In the meantime, we get to enjoy Johannes Göransson’s treatise, which rehashes some familiar arguments for and against translation—those of Venuti and of Steiner, for instance—but also, and more importantly, argues for translations to be recognized for their contributions to the shaping of all writing and the literary marketplace as a whole. He locates the mistrust of translated poetry in the mistrust of all things foreign and their alleged “strangeness” disrupting “bourgeois privacy, domesticity.” Furthermore, he criticizes—rightly so—that staple of creative writing pedagogy, “write what you know,” for equating good writing with one’s voice—i.e., something that is “natural, it comes from within, it is not artifice and it is not foreign.” Consequently, embracing translations upsets the writer-reader communication, which is endowed with authenticity, leading to a breakdown in “the economy of taste” due to the proliferation of questionable works/versions and voices. And that’s a good thing.
Göransson’s main contribution to the debate is to remind us that “translations deform” the target culture. “This violence,” he argues, “generated by the transgression of translation’s circulation, is not something we should attempt to protect poetry from.” Why? Because destabilizing hierarchies and opening oneself up to foreign voices “can be used against the regimes of control and exclusion.” True enough. But does reading foreign poets actually expand the poet’s thematic and formal toolkit?

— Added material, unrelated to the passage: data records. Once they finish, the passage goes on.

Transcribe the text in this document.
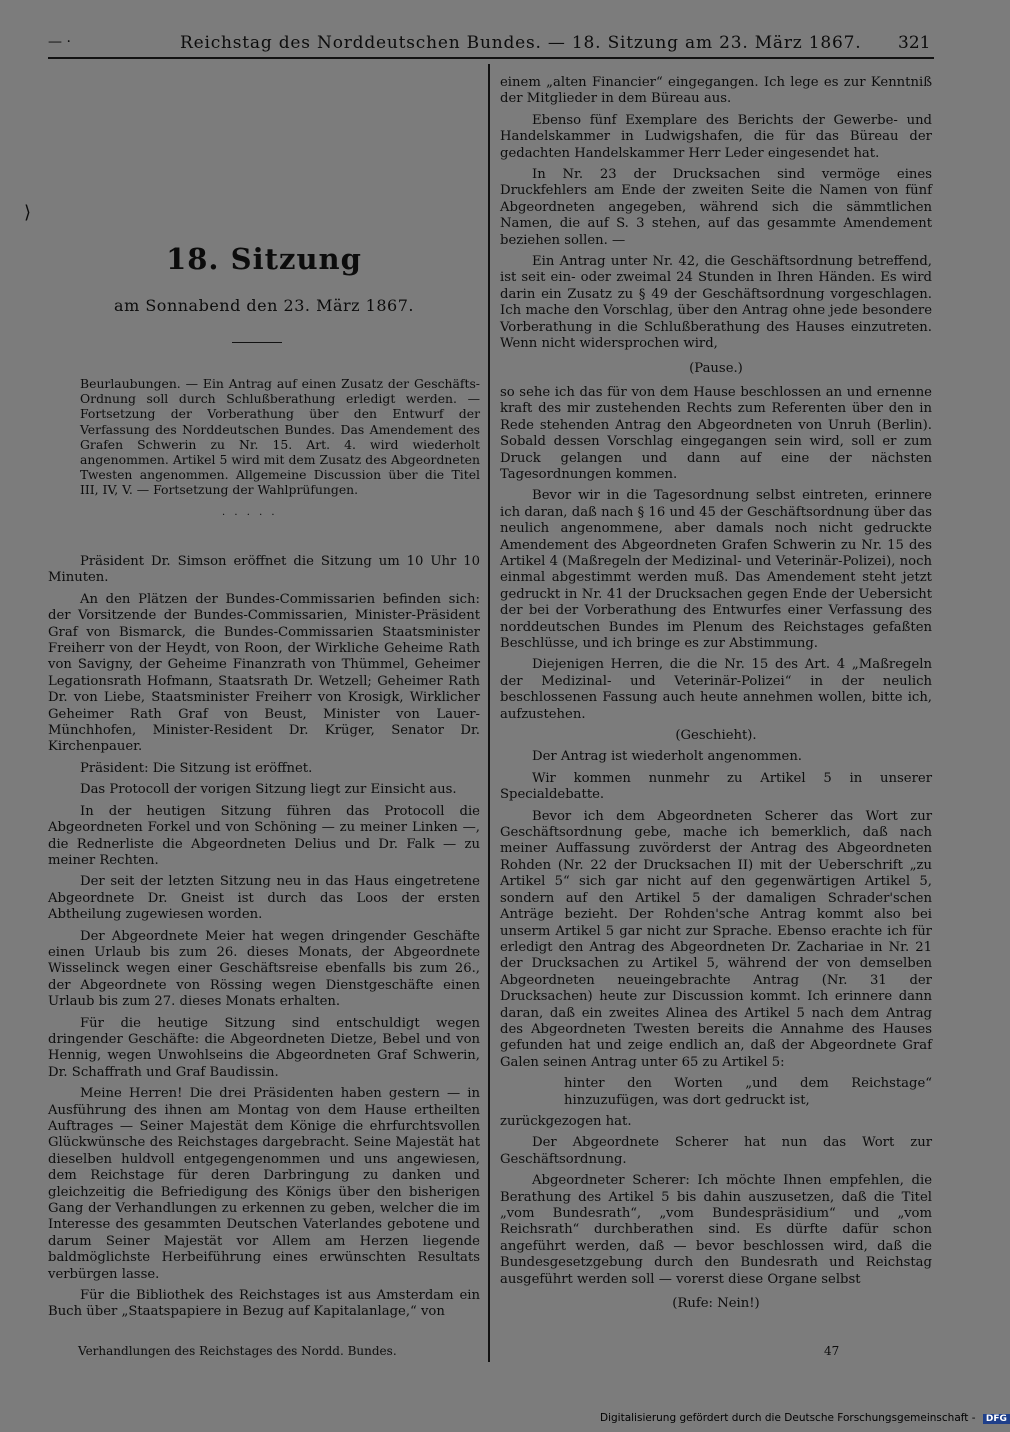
— ·	Reichstag des Norddeutschen Bundes. — 18. Sitzung am 23. März 1867. 321
⟩
18. Sitzung
am Sonnabend den 23. März 1867.

Beurlaubungen. — Ein Antrag auf einen Zusatz der Geschäfts-Ordnung soll durch Schlußberathung erledigt werden. — Fortsetzung der Vorberathung über den Entwurf der Verfassung des Norddeutschen Bundes. Das Amendement des Grafen Schwerin zu Nr. 15. Art. 4. wird wiederholt angenommen. Artikel 5 wird mit dem Zusatz des Abgeordneten Twesten angenommen. Allgemeine Discussion über die Titel III, IV, V. — Fortsetzung der Wahlprüfungen.

· · · · ·

Präsident Dr. Simson eröffnet die Sitzung um 10 Uhr 10 Minuten.

An den Plätzen der Bundes-Commissarien befinden sich: der Vorsitzende der Bundes-Commissarien, Minister-Präsident Graf von Bismarck, die Bundes-Commissarien Staatsminister Freiherr von der Heydt, von Roon, der Wirkliche Geheime Rath von Savigny, der Geheime Finanzrath von Thümmel, Geheimer Legationsrath Hofmann, Staatsrath Dr. Wetzell; Geheimer Rath Dr. von Liebe, Staatsminister Freiherr von Krosigk, Wirklicher Geheimer Rath Graf von Beust, Minister von Lauer-Münchhofen, Minister-Resident Dr. Krüger, Senator Dr. Kirchenpauer.

Präsident: Die Sitzung ist eröffnet.

Das Protocoll der vorigen Sitzung liegt zur Einsicht aus.

In der heutigen Sitzung führen das Protocoll die Abgeordneten Forkel und von Schöning — zu meiner Linken —, die Rednerliste die Abgeordneten Delius und Dr. Falk — zu meiner Rechten.

Der seit der letzten Sitzung neu in das Haus eingetretene Abgeordnete Dr. Gneist ist durch das Loos der ersten Abtheilung zugewiesen worden.

Der Abgeordnete Meier hat wegen dringender Geschäfte einen Urlaub bis zum 26. dieses Monats, der Abgeordnete Wisselinck wegen einer Geschäftsreise ebenfalls bis zum 26., der Abgeordnete von Rössing wegen Dienstgeschäfte einen Urlaub bis zum 27. dieses Monats erhalten.

Für die heutige Sitzung sind entschuldigt wegen dringender Geschäfte: die Abgeordneten Dietze, Bebel und von Hennig, wegen Unwohlseins die Abgeordneten Graf Schwerin, Dr. Schaffrath und Graf Baudissin.

Meine Herren! Die drei Präsidenten haben gestern — in Ausführung des ihnen am Montag von dem Hause ertheilten Auftrages — Seiner Majestät dem Könige die ehrfurchtsvollen Glückwünsche des Reichstages dargebracht. Seine Majestät hat dieselben huldvoll entgegengenommen und uns angewiesen, dem Reichstage für deren Darbringung zu danken und gleichzeitig die Befriedigung des Königs über den bisherigen Gang der Verhandlungen zu erkennen zu geben, welcher die im Interesse des gesammten Deutschen Vaterlandes gebotene und darum Seiner Majestät vor Allem am Herzen liegende baldmöglichste Herbeiführung eines erwünschten Resultats verbürgen lasse.

Für die Bibliothek des Reichstages ist aus Amsterdam ein Buch über „Staatspapiere in Bezug auf Kapitalanlage,“ von

einem „alten Financier“ eingegangen. Ich lege es zur Kenntniß der Mitglieder in dem Büreau aus.

Ebenso fünf Exemplare des Berichts der Gewerbe- und Handelskammer in Ludwigshafen, die für das Büreau der gedachten Handelskammer Herr Leder eingesendet hat.

In Nr. 23 der Drucksachen sind vermöge eines Druckfehlers am Ende der zweiten Seite die Namen von fünf Abgeordneten angegeben, während sich die sämmtlichen Namen, die auf S. 3 stehen, auf das gesammte Amendement beziehen sollen. —

Ein Antrag unter Nr. 42, die Geschäftsordnung betreffend, ist seit ein- oder zweimal 24 Stunden in Ihren Händen. Es wird darin ein Zusatz zu § 49 der Geschäftsordnung vorgeschlagen. Ich mache den Vorschlag, über den Antrag ohne jede besondere Vorberathung in die Schlußberathung des Hauses einzutreten. Wenn nicht widersprochen wird,

(Pause.)

so sehe ich das für von dem Hause beschlossen an und ernenne kraft des mir zustehenden Rechts zum Referenten über den in Rede stehenden Antrag den Abgeordneten von Unruh (Berlin). Sobald dessen Vorschlag eingegangen sein wird, soll er zum Druck gelangen und dann auf eine der nächsten Tagesordnungen kommen.

Bevor wir in die Tagesordnung selbst eintreten, erinnere ich daran, daß nach § 16 und 45 der Geschäftsordnung über das neulich angenommene, aber damals noch nicht gedruckte Amendement des Abgeordneten Grafen Schwerin zu Nr. 15 des Artikel 4 (Maßregeln der Medizinal- und Veterinär-Polizei), noch einmal abgestimmt werden muß. Das Amendement steht jetzt gedruckt in Nr. 41 der Drucksachen gegen Ende der Uebersicht der bei der Vorberathung des Entwurfes einer Verfassung des norddeutschen Bundes im Plenum des Reichstages gefaßten Beschlüsse, und ich bringe es zur Abstimmung.

Diejenigen Herren, die die Nr. 15 des Art. 4 „Maßregeln der Medizinal- und Veterinär-Polizei“ in der neulich beschlossenen Fassung auch heute annehmen wollen, bitte ich, aufzustehen.

(Geschieht).

Der Antrag ist wiederholt angenommen.

Wir kommen nunmehr zu Artikel 5 in unserer Specialdebatte.

Bevor ich dem Abgeordneten Scherer das Wort zur Geschäftsordnung gebe, mache ich bemerklich, daß nach meiner Auffassung zuvörderst der Antrag des Abgeordneten Rohden (Nr. 22 der Drucksachen II) mit der Ueberschrift „zu Artikel 5“ sich gar nicht auf den gegenwärtigen Artikel 5, sondern auf den Artikel 5 der damaligen Schrader'schen Anträge bezieht. Der Rohden'sche Antrag kommt also bei unserm Artikel 5 gar nicht zur Sprache. Ebenso erachte ich für erledigt den Antrag des Abgeordneten Dr. Zachariae in Nr. 21 der Drucksachen zu Artikel 5, während der von demselben Abgeordneten neueingebrachte Antrag (Nr. 31 der Drucksachen) heute zur Discussion kommt. Ich erinnere dann daran, daß ein zweites Alinea des Artikel 5 nach dem Antrag des Abgeordneten Twesten bereits die Annahme des Hauses gefunden hat und zeige endlich an, daß der Abgeordnete Graf Galen seinen Antrag unter 65 zu Artikel 5:

hinter den Worten „und dem Reichstage“ hinzuzufügen, was dort gedruckt ist,

zurückgezogen hat.

Der Abgeordnete Scherer hat nun das Wort zur Geschäftsordnung.

Abgeordneter Scherer: Ich möchte Ihnen empfehlen, die Berathung des Artikel 5 bis dahin auszusetzen, daß die Titel „vom Bundesrath“, „vom Bundespräsidium“ und „vom Reichsrath“ durchberathen sind. Es dürfte dafür schon angeführt werden, daß — bevor beschlossen wird, daß die Bundesgesetzgebung durch den Bundesrath und Reichstag ausgeführt werden soll — vorerst diese Organe selbst

(Rufe: Nein!)

Verhandlungen des Reichstages des Nordd. Bundes.	47
Digitalisierung gefördert durch die Deutsche Forschungsgemeinschaft - DFG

While Göransson uses the example of some American poets having been denigrated for being “too influenced” by surrealists, it’s hard to believe that in this day and age a poet would be criticized for looking abroad for models, though apparently it happens. Göransson concludes his treatise by stressing that the American poetry scene is not homogeneous—and that we shouldn’t aim to master it. Championing “a more volatile US poetry,” he doesn’t, appropriately so, define it for us.